Technology standards vs legal regulations – not too different.

Given my own experiences on contributing to the standardisation of a Web Data query language, SPARQL1.1, this was very much our task: cleaning up and aligning diverging implementations of needed additional features which have been implemented in different engines to address user’s needs. Work in standards often involves compromises (also a parallel to legislation), so whenever being confronted with this or that not being perfect in the standard we created, that’s normally the only response I have… we’ll have to fix it in the next version of the standard.

Back to the privacy protection regulation, this is also what will need to happen, we now have a standard, call it “GDPR 1.0”, but it will take a while until its implementors, the member states of the EU, will have collected enough “implementation experiencee” to get through suggestions for improvements.

Over time, hopefully enough such experience will emerge to recollect best practices and effective interpretations of  the parts of the GDPR that still remain highly vague: take for instance, what does it mean that “any information and communi­cation relating to the processing of those personal data be easily accessible and easy to understand” (GDPR, recital 39)

The EU will need do continue to work towards GDPR1.1, i.e. to establish best practices and standards that clarify these uncertainties, and offer workable agreed solutions, ideally based on open standards.

Don’t throw out the baby with the bathtub

Yet, there is a risk: voices are already raising that GDPR will be impossible to execute in its full entirety, single member states try already to implement “softened” interpretations of GDPR (yes, it is indeed my home country…), or ridiculous business model ideas such as GDPRShield, are mushrooming to e.g. exclude European customers entirely, in order to avoid GDPR compliance.

There are three ways the European Union can deal with this risk:

  • Soften GDPR or implement it faintheartedly – not a good idea, IMHO, as any loopholes or exceptions around GDPR sanctions will likely put us de facto back into pre-GDPR state.
  • Stand with GDPR firmly and strive for full implementation of its principles, start working on GDPR1.1 in parallel, that is amending best practices and also technical standards which make GDPR work and help companies to implement it.

In our current EU project SPECIAL, which I will also have the opportunity to present again later this year at MyData2018 (in fact, talking about our ideas for standard formats to support GDPR compliant, interoperable recording of consent and personal data processing), we aim at supporting the latter path.
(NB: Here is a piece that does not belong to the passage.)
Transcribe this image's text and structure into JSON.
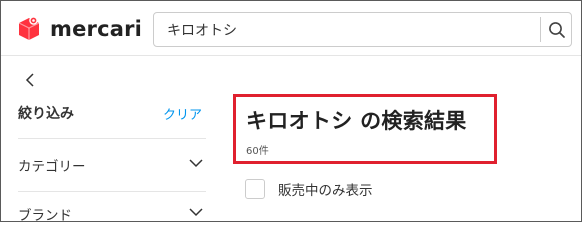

First steps to connect both, GDPR legal implementation and working on technical standard, towards such a “GDPR1.1”, supported by standard formats for interoperability and privacy compliance controls, have been taken in a recent W3C workshop in my home university in Vienna, hosted by our institute a month ago.

Another example: Net Neutrality

As a side note, earlier in this blog, I mentioned the (potentially unintended) detrimental effects that giving up net neutrality could have on democracy and freedom of speech. In my opinion, net neutrality is the next topic we need to think about in terms of regulations in the EU as well; dogmatic rules won’t help. Pure net neutrality is no longer feasible, it’s probably gone and a thing of the past, where data traffic was not an issue of necessity. In fact, regulating the distribution of data traffic may be justifiable by commercial (thanks to Steffen Staab for the link) or by even non-commercial interests. For instance optimizing energy consumption: the tradeoffs need to be wisely weighed against each other and regulated, but again, throwing out the baby with the bathtub, as now potentially happened with the net neutrality repeal in the US should be avoided.